Routing completes the alerting pipeline. Not every alert deserves the same response channel. Critical alerts indicating customer-facing impact route to PagerDuty or equivalent for immediate page. Warning-level alerts indicating degradation that will become critical within hours route to a dedicated Slack channel for the responsible team. Informational alerts that track trends feed dashboards only. Severity-based routing ensures that PagerDuty escalations remain rare and meaningful. Teams that route everything to the same Slack channel have effectively created an expensive, unstructured log file that nobody reads. For organizations building out their alerting infrastructure alongside broader platform investments, the patterns described in performance and capacity engineering provide complementary guidance on turning metric thresholds into capacity decisions before they become incidents.

Frequently Asked Questions

What makes time series data architecturally different from relational data?

Three properties separate time series from relational workloads.
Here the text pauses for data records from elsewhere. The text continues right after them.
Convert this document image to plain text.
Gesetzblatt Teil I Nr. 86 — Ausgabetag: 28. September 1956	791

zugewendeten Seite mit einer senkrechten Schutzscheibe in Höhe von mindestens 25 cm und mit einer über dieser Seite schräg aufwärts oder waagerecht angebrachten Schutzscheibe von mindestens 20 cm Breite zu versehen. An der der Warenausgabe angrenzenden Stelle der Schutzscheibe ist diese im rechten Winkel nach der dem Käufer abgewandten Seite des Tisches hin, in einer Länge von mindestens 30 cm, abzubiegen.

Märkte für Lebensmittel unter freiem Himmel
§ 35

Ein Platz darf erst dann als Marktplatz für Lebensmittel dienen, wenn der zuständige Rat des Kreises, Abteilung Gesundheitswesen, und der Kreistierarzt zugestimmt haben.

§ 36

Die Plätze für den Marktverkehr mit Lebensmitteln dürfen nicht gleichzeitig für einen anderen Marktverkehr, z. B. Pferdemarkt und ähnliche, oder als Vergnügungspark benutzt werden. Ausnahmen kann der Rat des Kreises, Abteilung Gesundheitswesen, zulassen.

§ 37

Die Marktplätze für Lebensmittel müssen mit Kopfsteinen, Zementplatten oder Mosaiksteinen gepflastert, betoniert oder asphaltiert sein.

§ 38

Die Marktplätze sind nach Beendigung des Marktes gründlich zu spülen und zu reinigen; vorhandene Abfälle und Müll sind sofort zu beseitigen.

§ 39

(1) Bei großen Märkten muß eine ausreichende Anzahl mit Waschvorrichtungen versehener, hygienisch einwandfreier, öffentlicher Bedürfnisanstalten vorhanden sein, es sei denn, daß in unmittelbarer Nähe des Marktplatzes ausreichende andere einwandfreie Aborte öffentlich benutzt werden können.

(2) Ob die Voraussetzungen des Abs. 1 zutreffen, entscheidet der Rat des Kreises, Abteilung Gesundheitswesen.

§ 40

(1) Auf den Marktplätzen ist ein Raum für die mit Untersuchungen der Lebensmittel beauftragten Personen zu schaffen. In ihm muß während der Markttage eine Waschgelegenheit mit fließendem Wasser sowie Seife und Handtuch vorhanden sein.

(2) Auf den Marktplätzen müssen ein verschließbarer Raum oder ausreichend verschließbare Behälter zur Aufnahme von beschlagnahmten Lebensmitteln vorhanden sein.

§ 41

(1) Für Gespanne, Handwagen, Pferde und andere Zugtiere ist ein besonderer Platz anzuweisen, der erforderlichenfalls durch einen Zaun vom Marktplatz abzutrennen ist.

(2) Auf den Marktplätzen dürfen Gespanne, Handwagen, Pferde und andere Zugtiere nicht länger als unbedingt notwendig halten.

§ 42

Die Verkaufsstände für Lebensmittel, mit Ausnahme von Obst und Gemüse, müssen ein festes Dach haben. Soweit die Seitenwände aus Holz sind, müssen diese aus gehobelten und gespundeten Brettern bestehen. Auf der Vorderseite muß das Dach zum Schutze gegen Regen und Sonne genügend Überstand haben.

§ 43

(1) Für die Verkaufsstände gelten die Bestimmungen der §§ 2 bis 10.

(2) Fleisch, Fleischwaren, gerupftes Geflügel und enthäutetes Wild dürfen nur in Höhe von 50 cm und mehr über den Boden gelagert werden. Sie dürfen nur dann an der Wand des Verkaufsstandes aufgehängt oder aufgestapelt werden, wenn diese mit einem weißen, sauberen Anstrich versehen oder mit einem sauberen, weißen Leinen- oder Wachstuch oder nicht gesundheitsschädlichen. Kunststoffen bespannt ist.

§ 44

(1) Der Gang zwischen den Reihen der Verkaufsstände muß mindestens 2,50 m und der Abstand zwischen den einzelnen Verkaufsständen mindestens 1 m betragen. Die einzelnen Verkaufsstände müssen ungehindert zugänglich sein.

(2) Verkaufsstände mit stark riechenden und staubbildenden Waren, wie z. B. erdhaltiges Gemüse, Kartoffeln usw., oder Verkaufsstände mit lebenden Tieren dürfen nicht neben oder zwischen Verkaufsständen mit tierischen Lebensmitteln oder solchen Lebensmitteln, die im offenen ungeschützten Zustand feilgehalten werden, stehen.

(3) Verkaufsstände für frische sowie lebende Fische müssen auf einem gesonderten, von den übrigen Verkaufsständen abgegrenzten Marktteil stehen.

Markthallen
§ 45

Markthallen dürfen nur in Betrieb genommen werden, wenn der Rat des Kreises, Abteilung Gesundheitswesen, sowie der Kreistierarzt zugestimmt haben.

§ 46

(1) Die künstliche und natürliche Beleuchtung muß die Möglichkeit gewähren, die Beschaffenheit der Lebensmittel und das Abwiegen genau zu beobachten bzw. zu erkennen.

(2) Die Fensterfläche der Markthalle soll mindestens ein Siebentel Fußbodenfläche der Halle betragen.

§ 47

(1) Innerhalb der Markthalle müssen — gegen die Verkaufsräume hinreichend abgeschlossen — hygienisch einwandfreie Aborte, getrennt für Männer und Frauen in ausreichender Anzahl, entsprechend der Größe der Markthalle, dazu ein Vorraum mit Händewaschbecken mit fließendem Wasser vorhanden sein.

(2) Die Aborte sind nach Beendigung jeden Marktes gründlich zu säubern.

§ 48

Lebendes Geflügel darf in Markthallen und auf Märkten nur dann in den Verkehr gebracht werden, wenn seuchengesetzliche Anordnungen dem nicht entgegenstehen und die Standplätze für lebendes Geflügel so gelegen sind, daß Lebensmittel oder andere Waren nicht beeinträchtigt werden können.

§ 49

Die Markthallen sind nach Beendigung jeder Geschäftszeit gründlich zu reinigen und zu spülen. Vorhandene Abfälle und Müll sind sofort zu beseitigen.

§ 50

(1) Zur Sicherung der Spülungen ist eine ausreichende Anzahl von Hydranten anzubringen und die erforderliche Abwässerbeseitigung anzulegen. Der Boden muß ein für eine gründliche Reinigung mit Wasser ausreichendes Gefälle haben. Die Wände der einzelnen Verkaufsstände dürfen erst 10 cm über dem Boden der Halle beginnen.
Writes arrive in high-volume, time-ordered bursts (thousands of points per second) rather than random inserts. Queries are almost always range scans over time windows, not point lookups. Data has explicit retention tiers: raw data for 15-30 days, 5-minute averages for 12 months, hourly aggregates for 5+ years. PostgreSQL works at low scale but degrades on both write throughput and cardinality at production monitoring volumes.

What is the cardinality explosion problem in time series databases?

Cardinality is the count of unique time series: every combination of metric name plus label values. A metric like http_request_duration with labels for service, endpoint, status_code, and region can produce hundreds of thousands of combinations. Adding unbounded labels like user_id or request_id creates millions of series per day. Most TSDBs degrade or stop indexing under that load. Prometheus enforces a per-scrape cardinality limit of roughly 100,000 to prevent this.

What is downsampling and why is it required for retention?

Downsampling replaces raw data with statistical summaries at coarser resolutions. Raw 15-second metrics for one year produce about 2 million points per series. Downsampled to 5-minute averages: 105,000 points. Hourly averages for 5 years: 43,800 points. Tiered retention with raw, medium, and coarse resolution gives full precision for incidents and trend visibility for planning without unbounded storage growth.

What is the difference between VictoriaMetrics and InfluxDB?

VictoriaMetrics is a Prometheus-compatible TSDB optimized for storage efficiency and query performance. It uses MetricsQL (a Prometheus superset) and handles high cardinality better than Prometheus itself. InfluxDB uses Flux, supports multiple field values per timestamp, and fits IoT and financial use cases better. For infrastructure monitoring at scale, VictoriaMetrics is the default choice. For IoT or custom time series applications, InfluxDB is the stronger fit.

When is TimescaleDB sufficient vs. a dedicated TSDB?

TimescaleDB works when your stack already runs PostgreSQL, write volume stays under 100K points per second per node, cardinality is bounded, and you need SQL joins alongside time series queries. Switch to a dedicated TSDB when throughput exceeds TimescaleDB’s ceiling, cardinality climbs above 5 million unique series, or you need native Prometheus integration. PostgreSQL operational familiarity has real value. Don’t switch unless volume or cardinality forces it.